In a recent publication, a simplistic method to measure femoral tunnel locations using a conventional sagittal 2D MRI sequence was illustrated (Noh et al. 2013). In that study, the distance from the most cranial point of the intercondylar notch to the tunnel aperture was measured. The researchers compared the location of
femoral tunnels drilled either transtibially or using the anteromedial portal.
Although comparison of these 2 groups was possible, it is impossible to tell if the tunnel locations were anatomical with their method. Currently, our knowledge of ACL insertion site anatomy is based on coordinate methods in the literature such as the quadrant method or the coordinate axes method (Lorenz et al. 2009, Forsythe et al. 2010).

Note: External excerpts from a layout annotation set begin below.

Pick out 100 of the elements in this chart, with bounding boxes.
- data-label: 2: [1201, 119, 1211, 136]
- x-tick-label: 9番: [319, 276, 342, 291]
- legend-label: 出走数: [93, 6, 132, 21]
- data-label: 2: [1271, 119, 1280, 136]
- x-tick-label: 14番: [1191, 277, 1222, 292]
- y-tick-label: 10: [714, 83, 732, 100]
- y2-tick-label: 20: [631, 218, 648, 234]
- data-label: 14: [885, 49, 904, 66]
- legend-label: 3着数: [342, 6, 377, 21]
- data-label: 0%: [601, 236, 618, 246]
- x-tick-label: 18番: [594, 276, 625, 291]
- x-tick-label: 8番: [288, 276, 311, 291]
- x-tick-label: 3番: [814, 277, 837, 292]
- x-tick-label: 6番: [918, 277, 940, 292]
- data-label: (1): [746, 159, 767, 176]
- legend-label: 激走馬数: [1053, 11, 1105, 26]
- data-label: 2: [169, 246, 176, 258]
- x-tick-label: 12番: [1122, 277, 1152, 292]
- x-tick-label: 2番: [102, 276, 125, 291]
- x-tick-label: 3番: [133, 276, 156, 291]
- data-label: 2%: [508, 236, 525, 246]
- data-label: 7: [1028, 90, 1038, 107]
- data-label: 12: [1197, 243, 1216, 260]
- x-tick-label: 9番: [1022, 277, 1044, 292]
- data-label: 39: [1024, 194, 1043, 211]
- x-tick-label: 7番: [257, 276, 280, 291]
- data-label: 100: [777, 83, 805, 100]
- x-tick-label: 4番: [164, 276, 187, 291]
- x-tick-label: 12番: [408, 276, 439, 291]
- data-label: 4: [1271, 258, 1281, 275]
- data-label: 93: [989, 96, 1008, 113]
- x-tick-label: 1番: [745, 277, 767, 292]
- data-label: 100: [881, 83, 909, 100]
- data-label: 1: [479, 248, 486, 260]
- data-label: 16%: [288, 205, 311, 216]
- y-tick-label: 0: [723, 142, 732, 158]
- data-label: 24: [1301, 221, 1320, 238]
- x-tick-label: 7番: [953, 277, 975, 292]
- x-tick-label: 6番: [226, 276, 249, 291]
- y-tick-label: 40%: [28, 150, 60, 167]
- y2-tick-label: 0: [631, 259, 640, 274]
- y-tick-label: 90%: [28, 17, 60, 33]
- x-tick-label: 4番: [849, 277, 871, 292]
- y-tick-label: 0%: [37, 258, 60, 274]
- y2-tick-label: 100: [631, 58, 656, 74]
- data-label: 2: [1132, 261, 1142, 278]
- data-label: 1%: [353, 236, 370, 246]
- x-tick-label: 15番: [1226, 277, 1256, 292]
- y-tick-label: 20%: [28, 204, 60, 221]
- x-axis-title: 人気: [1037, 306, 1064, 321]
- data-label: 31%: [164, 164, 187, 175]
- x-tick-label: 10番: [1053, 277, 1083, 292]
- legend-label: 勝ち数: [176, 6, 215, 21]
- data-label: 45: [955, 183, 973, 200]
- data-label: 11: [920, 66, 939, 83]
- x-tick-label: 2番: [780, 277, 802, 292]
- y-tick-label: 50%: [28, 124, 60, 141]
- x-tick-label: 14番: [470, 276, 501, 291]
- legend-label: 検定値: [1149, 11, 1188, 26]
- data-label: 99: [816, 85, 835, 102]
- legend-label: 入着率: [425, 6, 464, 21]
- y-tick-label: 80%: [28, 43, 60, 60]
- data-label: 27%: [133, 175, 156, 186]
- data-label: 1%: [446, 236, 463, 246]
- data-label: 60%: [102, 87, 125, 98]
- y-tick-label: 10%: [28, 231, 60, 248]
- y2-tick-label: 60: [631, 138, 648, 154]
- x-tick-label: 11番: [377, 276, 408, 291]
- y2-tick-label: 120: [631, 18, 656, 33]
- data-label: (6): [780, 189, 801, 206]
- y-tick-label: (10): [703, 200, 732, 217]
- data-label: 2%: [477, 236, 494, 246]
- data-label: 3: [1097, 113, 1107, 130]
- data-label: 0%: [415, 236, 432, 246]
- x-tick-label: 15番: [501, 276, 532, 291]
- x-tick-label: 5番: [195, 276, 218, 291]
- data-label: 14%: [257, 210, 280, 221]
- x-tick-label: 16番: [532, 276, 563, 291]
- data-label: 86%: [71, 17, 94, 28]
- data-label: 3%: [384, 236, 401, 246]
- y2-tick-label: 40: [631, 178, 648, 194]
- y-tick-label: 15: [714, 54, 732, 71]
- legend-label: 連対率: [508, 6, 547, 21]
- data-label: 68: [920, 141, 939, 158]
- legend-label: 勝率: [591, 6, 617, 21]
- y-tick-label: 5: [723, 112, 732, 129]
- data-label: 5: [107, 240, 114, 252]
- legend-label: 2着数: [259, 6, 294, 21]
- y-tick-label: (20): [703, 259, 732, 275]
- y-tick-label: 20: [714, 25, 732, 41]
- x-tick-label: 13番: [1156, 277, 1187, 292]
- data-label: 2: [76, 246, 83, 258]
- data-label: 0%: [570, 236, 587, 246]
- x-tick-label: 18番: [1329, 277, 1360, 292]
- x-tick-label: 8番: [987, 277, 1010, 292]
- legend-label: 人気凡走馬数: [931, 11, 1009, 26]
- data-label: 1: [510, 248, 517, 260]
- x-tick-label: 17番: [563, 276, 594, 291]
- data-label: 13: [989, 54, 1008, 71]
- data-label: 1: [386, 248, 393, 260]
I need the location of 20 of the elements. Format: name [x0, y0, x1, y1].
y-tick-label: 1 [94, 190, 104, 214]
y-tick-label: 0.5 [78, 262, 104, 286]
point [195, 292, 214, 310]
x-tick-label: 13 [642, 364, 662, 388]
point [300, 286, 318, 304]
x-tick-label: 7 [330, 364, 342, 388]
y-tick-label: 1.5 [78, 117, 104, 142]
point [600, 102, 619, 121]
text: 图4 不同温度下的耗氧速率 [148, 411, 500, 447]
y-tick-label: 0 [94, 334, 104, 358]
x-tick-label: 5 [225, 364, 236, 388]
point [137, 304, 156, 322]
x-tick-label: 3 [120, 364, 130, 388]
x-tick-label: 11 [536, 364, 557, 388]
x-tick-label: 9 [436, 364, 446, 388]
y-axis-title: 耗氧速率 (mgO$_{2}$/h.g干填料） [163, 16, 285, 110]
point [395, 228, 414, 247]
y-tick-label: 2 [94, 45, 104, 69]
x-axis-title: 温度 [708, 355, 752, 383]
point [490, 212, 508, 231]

4.9.12 Degenerative cartilage changes after ACL reconstruction
The studies on long-term osteoarthritis after ACL reconstruction have used radiographic evaluation of the knee, most often Kellgren-Lawrence or Altman scales (Kellgren and Lawrence 1957, Altman et al. 1995, Claes et al. 2013, Ajuied et al. 2013). Although recommended by the World Health Organisation as a reference standard for scientific studies, radiographic evaluation is an indirect measurement of only a small proportion of the articular cartilage (Brandt et al. 1991, Hayes et al.
2005).
With arthroscopic evaluation of the articular cartilage as a gold standard, MRI has evolved to be a powerful tool with high sensitivity and specificity for detecting chondral injuries (Potter et al. 1998, Brittberg and Winalski 2003). An MRI modification of the Outerbridge system is most often used with cartilage-sensitive PD-weighted and T2-weighted MR images (Brittberg and Winalski 2003, Potter et al. 2012). The bone-marrow edema associated with primary traumatic chodral injury most often seen in the lateral tibial plateau and the lateral femoral condyle in ACL injury is associated with increased cartilage loss in long-term follow-up (Potter et al. 2012).
4.9.13 Hardware failure
Complications to graft fixation devices such as bioabsorbable interference screws, metallic screws, buttons and pins include hardware fragmentation, loosening, and displacement (Casagranda et al. 2009). Metallic devices cause more artifacts to MRI than bioabsorbable devices, which in turn are easier to evaluate with MRI (Moisala et al. 2008).
4.9.14 Infection
The incidence of septic arthritis after ACL reconstruction is <0.5%
(Papakonstantinou et al. 2003). The clinical diagnosis in the early postoperative phase may be difficult. Symptoms of mild local pain, effusion, and increased C-reactive protein level are nonspecific and aspiration is necessary for the diagnosis (Schollin-Borg et al. 2003, Papakonstantinou et al. 2003). MRI findings of infection are joint effusion, synovitis, bone erosions, edema of adjacent soft tissues and bone marrow, soft tissue abscess, and sinus tract formation from bone to skin (Papakonstantinou et al. 2003). In the case of biobsorbable screws, an important differential diagnosis is foreign body reaction with local edema and tunnel cyst formation (Cox et al. 2014).